Caius Laurent

    Caius Laurent

    "My tormentor became my husband. "

    Caius Laurent
    c.ai

    He never married you for love. He married you because duty demanded it, because the contracts were already inked and the families needed binding. To him, you were never a choice,you were a sentence. The girl he once delighted in breaking, the fragile thing he used as a canvas for his cruelty when you were children.

    He thought your life was silver-spoon perfection, too blind to see the nights you spent barricaded behind locked doors, clutching yourself to feel safe from shadows that didn’t leave when the lights came on.

    You both grew up with crowns of iron. His was forged in the name of responsibility, the heavy chain of an heir expected never to falter. Yours was quiet, an upbringing of neglect stitched with whispered pity, of parents who smothered you with attention only because your health was too fragile to ignore.

    Your older sister despised you for it, whenever she hits you, you swallowed it, learned to be numb and wore silence as an armor.

    She was his lover once. The golden daughter with poison in her veins. She toyed with him, dangled affection like bait on a hook, until the day he finally discovered she had only ever used him to climb higher.

    The betrayal stripped him raw. And so the solution was laid out, he was to take you instead. You, the sister he had scorned, the last resort.

    On your 21st birthday, you became his wife. Not with vows whispered in love, but with hands bound in chains of expectation. He never sought other women.

    He never defiled the marriage bed with betrayal. But he never touched you, either. You were glass on his shelf, gleaming but untouchable, proof of his obedience and nothing more.

    His restraint was colder than cruelty, a distance that froze you until you no longer knew whether he hated you, or hated himself for wanting to.

    But storms break even the thickest walls.

    That night the sky tore open, thunder lashing against the earth. His mother arrived, carrying her disdain like a whip. She didn’t hide the loathing in her eyes when she looked at you.

    Her words were daggers, accusing you of barrenness, of being a failure, denying the family the heir it craved.

    Her hand struck your cheek, sharp and merciless. You tried to speak, voice trembling, but she did not listen, she shoved you outside into the rain, locking the door behind you.

    The storm swallowed you whole. Lightning painted the sky white, rain hammered your skin until you were soaked through. You begged, palms slamming against the door until your knuckles split.
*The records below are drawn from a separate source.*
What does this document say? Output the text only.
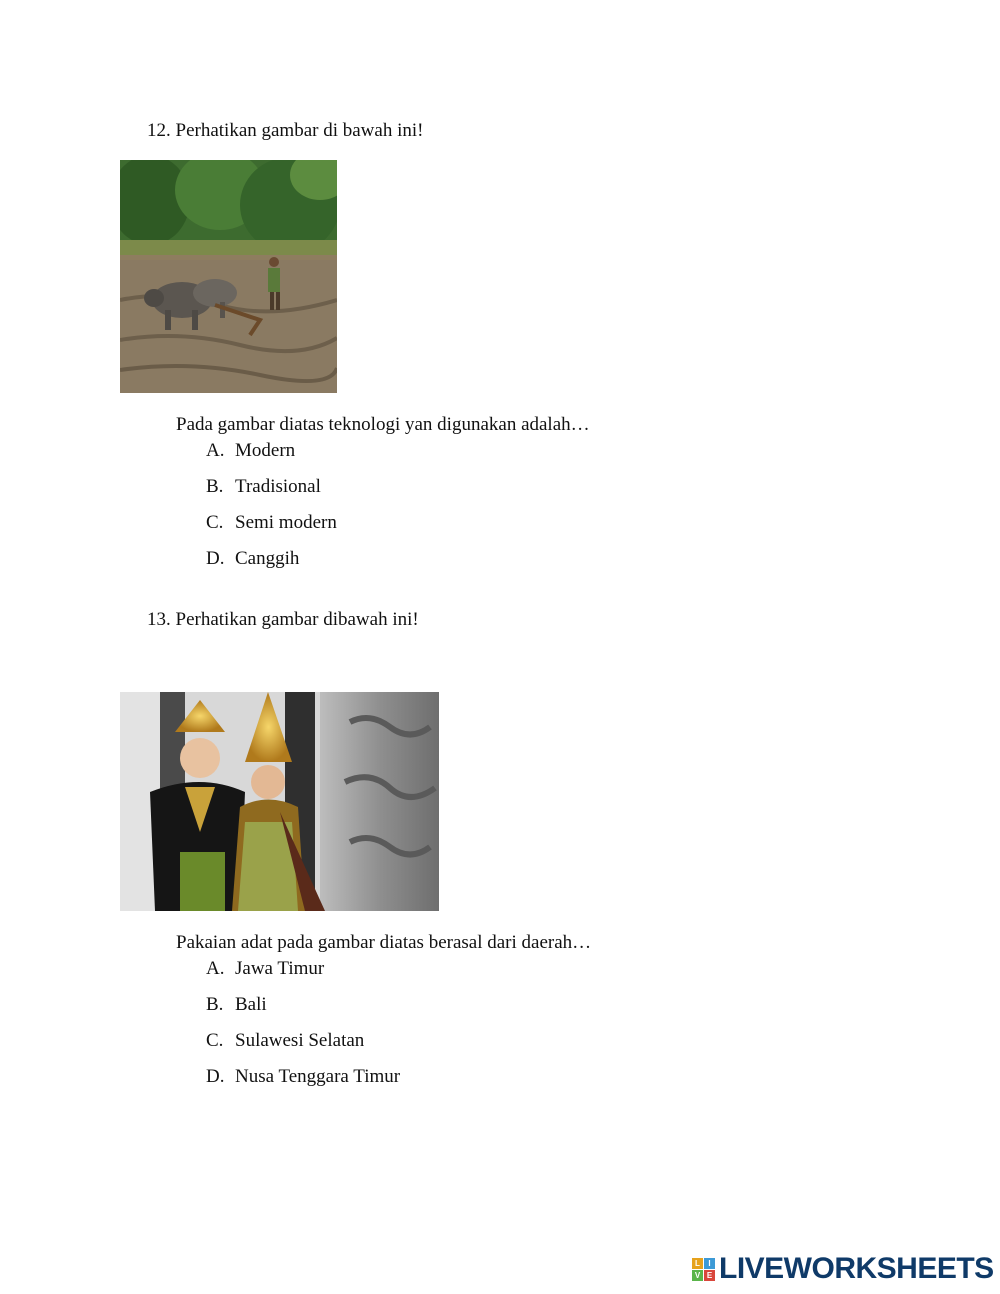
12. Perhatikan gambar di bawah ini!
Pada gambar diatas teknologi yan digunakan adalah…
A. Modern
B. Tradisional
C. Semi modern
D. Canggih
13. Perhatikan gambar dibawah ini!
Pakaian adat pada gambar diatas berasal dari daerah…
A. Jawa Timur
B. Bali
C. Sulawesi Selatan
D. Nusa Tenggara Timur
L	I
V E LIVEWORKSHEETS
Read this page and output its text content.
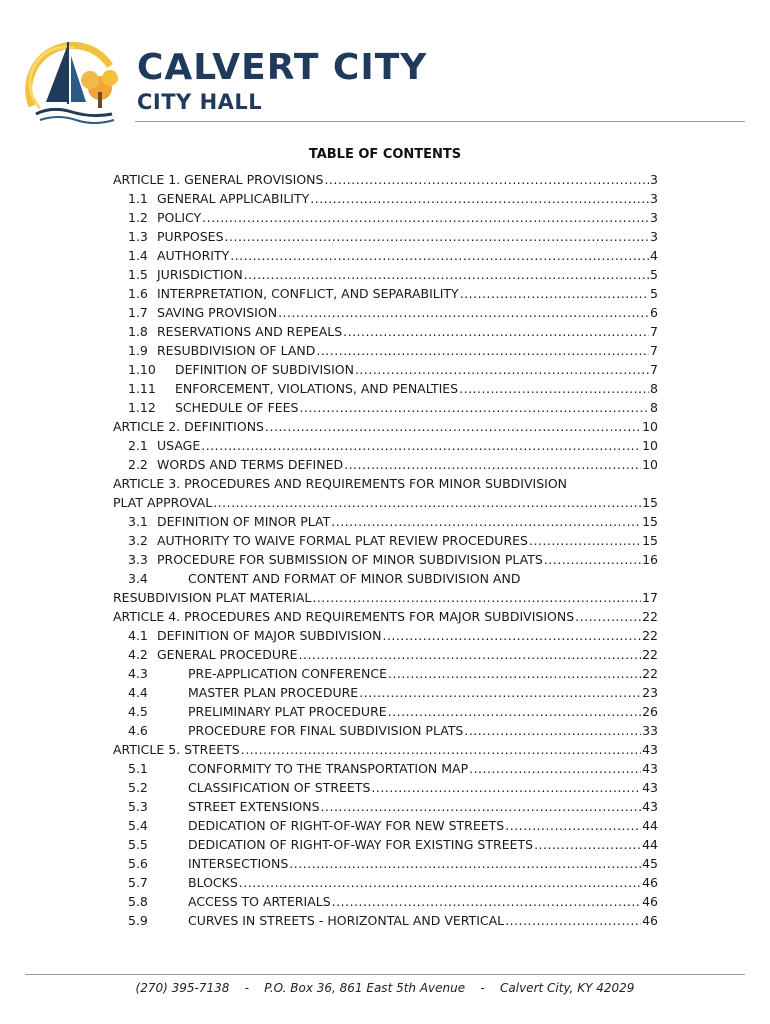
CALVERT CITY
CITY HALL
TABLE OF CONTENTS
ARTICLE 1. GENERAL PROVISIONS .....	3
1.1 GENERAL APPLICABILITY .....	3
1.2 POLICY .....	3
1.3 PURPOSES .....	3
1.4 AUTHORITY .....	4
1.5 JURISDICTION .....	5
1.6 INTERPRETATION, CONFLICT, AND SEPARABILITY .....	5
1.7 SAVING PROVISION .....	6
1.8 RESERVATIONS AND REPEALS .....	7
1.9 RESUBDIVISION OF LAND .....	7
1.10	DEFINITION OF SUBDIVISION .....	7
1.11	ENFORCEMENT, VIOLATIONS, AND PENALTIES .....	8
1.12	SCHEDULE OF FEES .....	8
ARTICLE 2. DEFINITIONS .....	10
2.1 USAGE .....	10
2.2 WORDS AND TERMS DEFINED .....	10
ARTICLE 3. PROCEDURES AND REQUIREMENTS FOR MINOR SUBDIVISION
PLAT APPROVAL .....	15
3.1 DEFINITION OF MINOR PLAT .....	15
3.2 AUTHORITY TO WAIVE FORMAL PLAT REVIEW PROCEDURES .....	15
3.3 PROCEDURE FOR SUBMISSION OF MINOR SUBDIVISION PLATS .....	16
3.4	CONTENT AND FORMAT OF MINOR SUBDIVISION AND
RESUBDIVISION PLAT MATERIAL .....	17
ARTICLE 4. PROCEDURES AND REQUIREMENTS FOR MAJOR SUBDIVISIONS .....	22
4.1 DEFINITION OF MAJOR SUBDIVISION .....	22
4.2 GENERAL PROCEDURE .....	22
4.3	PRE-APPLICATION CONFERENCE .....	22
4.4	MASTER PLAN PROCEDURE .....	23
4.5	PRELIMINARY PLAT PROCEDURE .....	26
4.6	PROCEDURE FOR FINAL SUBDIVISION PLATS .....	33
ARTICLE 5. STREETS .....	43
5.1	CONFORMITY TO THE TRANSPORTATION MAP .....	43
5.2	CLASSIFICATION OF STREETS .....	43
5.3	STREET EXTENSIONS .....	43
5.4	DEDICATION OF RIGHT-OF-WAY FOR NEW STREETS .....	44
5.5	DEDICATION OF RIGHT-OF-WAY FOR EXISTING STREETS .....	44
5.6	INTERSECTIONS .....	45
5.7	BLOCKS .....	46
5.8	ACCESS TO ARTERIALS .....	46
5.9	CURVES IN STREETS - HORIZONTAL AND VERTICAL .....	46
(270) 395-7138 - P.O. Box 36, 861 East 5th Avenue - Calvert City, KY 42029
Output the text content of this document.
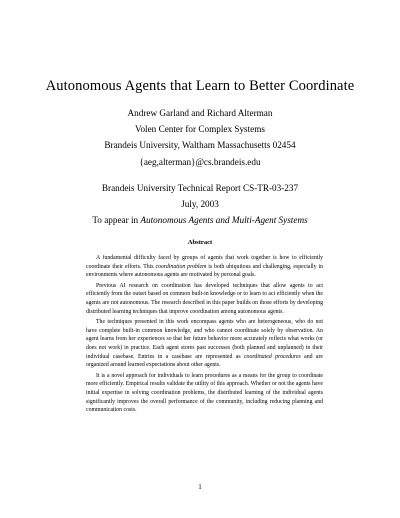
Autonomous Agents that Learn to Better Coordinate
Andrew Garland and Richard Alterman
Volen Center for Complex Systems
Brandeis University, Waltham Massachusetts 02454
{aeg,alterman}@cs.brandeis.edu
Brandeis University Technical Report CS-TR-03-237
July, 2003
To appear in Autonomous Agents and Multi-Agent Systems
Abstract

A fundamental difficulty faced by groups of agents that work together is how to efficiently coordinate their efforts. This coordination problem is both ubiquitous and challenging, especially in environments where autonomous agents are motivated by personal goals.

Previous AI research on coordination has developed techniques that allow agents to act efficiently from the outset based on common built-in knowledge or to learn to act efficiently when the agents are not autonomous. The research described in this paper builds on those efforts by developing distributed learning techniques that improve coordination among autonomous agents.

The techniques presented in this work encompass agents who are heterogeneous, who do not have complete built-in common knowledge, and who cannot coordinate solely by observation. An agent learns from her experiences so that her future behavior more accurately reflects what works (or does not work) in practice. Each agent stores past successes (both planned and unplanned) in their individual casebase. Entries in a casebase are represented as coordinated procedures and are organized around learned expectations about other agents.

It is a novel approach for individuals to learn procedures as a means for the group to coordinate more efficiently. Empirical results validate the utility of this approach. Whether or not the agents have initial expertise in solving coordination problems, the distributed learning of the individual agents significantly improves the overall performance of the community, including reducing planning and communication costs.

1
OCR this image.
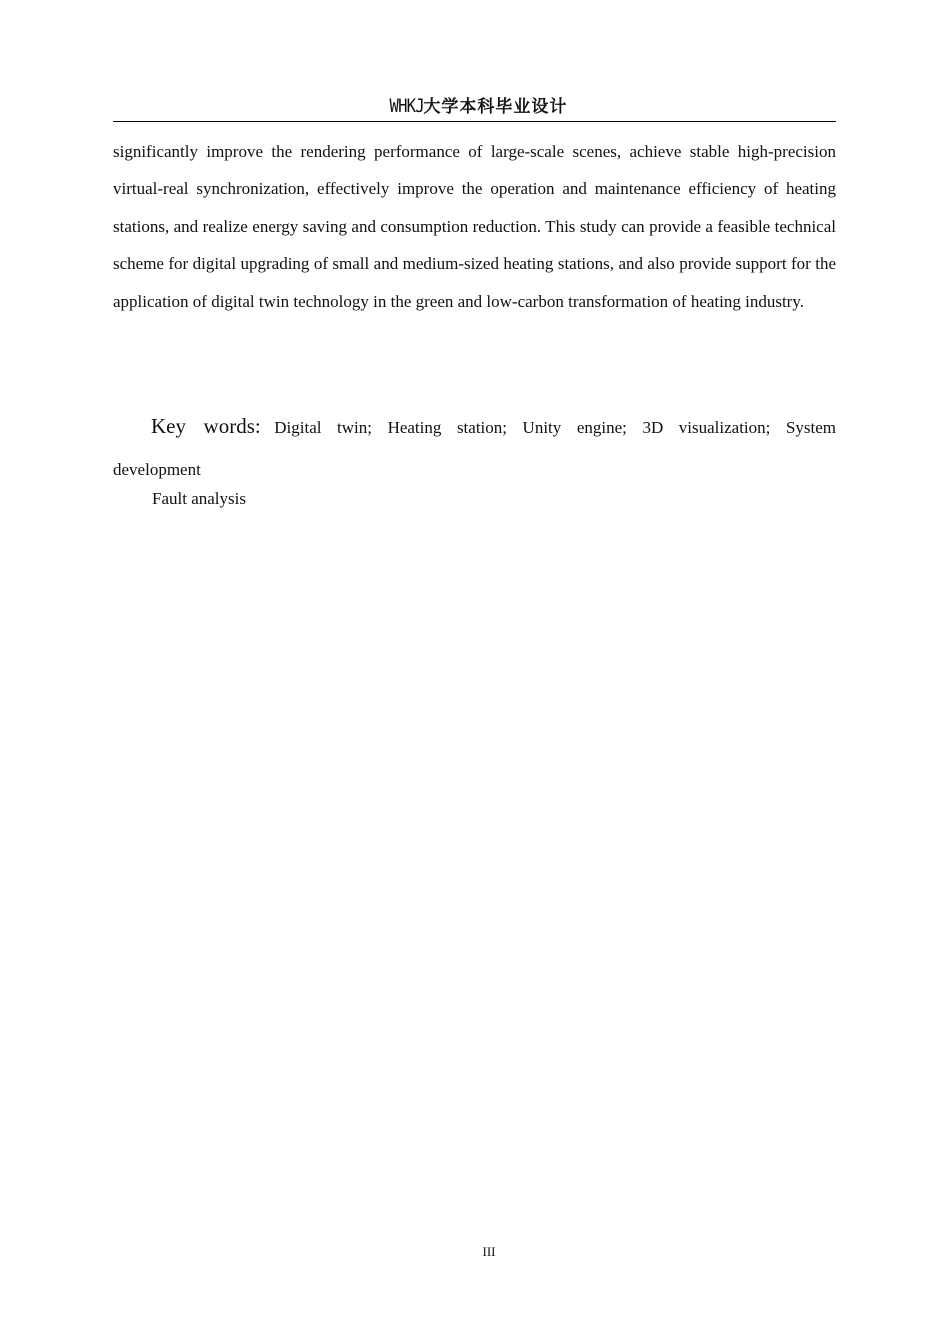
WHKJ大学本科毕业设计
significantly improve the rendering performance of large-scale scenes, achieve stable high-precision virtual-real synchronization, effectively improve the operation and maintenance efficiency of heating stations, and realize energy saving and consumption reduction. This study can provide a feasible technical scheme for digital upgrading of small and medium-sized heating stations, and also provide support for the application of digital twin technology in the green and low-carbon transformation of heating industry.
Key words: Digital twin; Heating station; Unity engine; 3D visualization; System development
Fault analysis
III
    Hours bled together as your knees gave out, as your body trembled. The mansion loomed dark and silent while you broke at its doorstep.

    And then, headlights cut through the night, tires screaming against the gravel.

    He stepped out, rain slicking against the sharp lines of his face, eyes burning with fury. The butler had called him, desperate, and now here he was, your tormentor, your husband.

    His name tumbled from your lips, broken, shattered, despite everything, the years of cruelty, the distance of your marriage, he caught you before you collapsed, his arms iron around you, his jaw clenched as if holding back something lethal.

    He carried you inside and demanded the door be opened not as a request, but as a command.

    He laid you down on a couch in the living room, sleeves rolled back, rage vibrating off his body as the room fell into a suffocating silence. His voice cracked like thunder when he spoke, each word dipped in venom.

    “Family or not. You touched what is mine. Don’t think because I left her on a pedestal, untouched, that I didn’t care. She is not pregnant because I never touched her, now I am realizing I made a mistake. "

    They all froze at this tone, a promise of the punishment to come. Through the blur of your tears and exhaustion, you saw something in his gaze you had never seen before, possession sharpened by rage, a promise that you were no longer a trophy, but something far more dangerous.

    And it terrified you more than the thunder ever could.